The World Bank revised down its projection for Saudi Arabia’s GDP growth in 2026, saying in its Global Economic Prospects report (pdf) that it now sees the economy expanding 4.3% this year. That’s a slight revision of 0.2% from the bank’s previous forecast in June.

Remember the non-oil escape velocity: Most analysts agree that growth will be driven by the non-oil sector, fueled by high private consumption, a large youth demographic, and low unemployment. Conversely, the oil sector is expected to remain stagnant in early 2026 due to ongoing OPEC+ production caps.

The GCC at large

The GCC is poised to grow at a clip of 4.4% in 2026 and 4.6% in 2027 — well above projected global growth rates of 2.6% in 2026 and 2.7% in 2027. This acceleration is underpinned by a “steady expansion of non-hydrocarbon activity” and a strategic pivot as Opec+ begins to reverse production cuts.

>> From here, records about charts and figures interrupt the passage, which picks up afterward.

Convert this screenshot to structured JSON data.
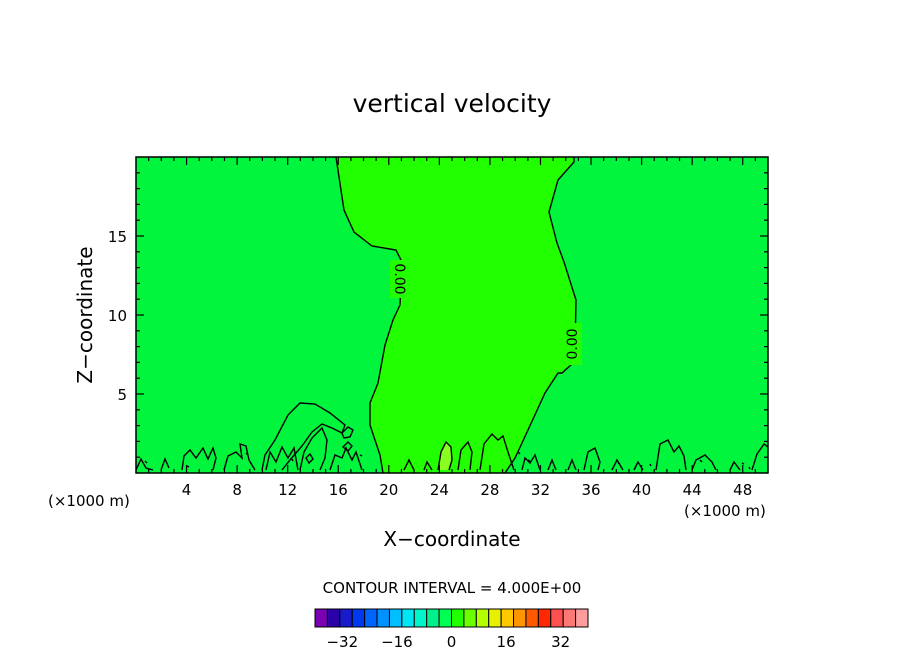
{
  "chart_data": {
    "type": "contour",
    "title": "vertical velocity",
    "xlabel": "X−coordinate",
    "ylabel": "Z−coordinate",
    "x_unit_left": "(×1000 m)",
    "x_unit_right": "(×1000 m)",
    "xlim": [
      0,
      50
    ],
    "ylim": [
      0,
      20
    ],
    "x_ticks": [
      4,
      8,
      12,
      16,
      20,
      24,
      28,
      32,
      36,
      40,
      44,
      48
    ],
    "y_ticks": [
      5,
      10,
      15
    ],
    "x_tick_labels": [
      "4",
      "8",
      "12",
      "16",
      "20",
      "24",
      "28",
      "32",
      "36",
      "40",
      "44",
      "48"
    ],
    "y_tick_labels": [
      "5",
      "10",
      "15"
    ],
    "contour_labels": [
      "0.00",
      "0.00"
    ],
    "contour_interval_text": "CONTOUR INTERVAL = 4.000E+00",
    "colorbar": {
      "tick_labels": [
        "−32",
        "−16",
        "0",
        "16",
        "32"
      ],
      "tick_values": [
        -32,
        -16,
        0,
        16,
        32
      ],
      "range": [
        -40,
        40
      ],
      "colors": [
        "#7a00b4",
        "#2c00a8",
        "#1a1acd",
        "#0038f0",
        "#0064ff",
        "#0092ff",
        "#00bfff",
        "#00e6f2",
        "#00f5c8",
        "#00f08c",
        "#00ff50",
        "#22ff00",
        "#6cff00",
        "#b4ff00",
        "#e6f000",
        "#ffc800",
        "#ff9600",
        "#ff5a00",
        "#ff2800",
        "#ff5050",
        "#ff7878",
        "#ff9c9c"
      ]
    },
    "fill_colors": {
      "background": "#00f53c",
      "positive": "#22ff00",
      "patch": "#88ff20"
    }
  }
}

The hydrocarbon rebound: After a larger-than-expected production increase in 2025, further Opec+ increases and expanding natural gas production — particularly in Qatar — will support the growth trajectory, according to the report.

Non-oil dynamism: Non-hydrocarbon activities now account for over 60% of total GCC GDP. This sector is being shored up by “expected large-scale investments” in infrastructure and technology, particularly in Kuwait and Saudi Arabia.

Fiscal deficits are expected to shrink across the GCC in 2026-27, courtesy of a boost to oil revenues — despite lower oil prices — as well as tax reforms, including in the UAE, the World Bank said.

Risks for the region are “tilted to the downside,” however, the World Bank says, pointing to regional conflicts, trade uncertainty, and lower oil prices as potentially harmful for demand, business confidence, and capital spending. Meanwhile, upside risks include further investments in AI and additional structural reforms across MENA.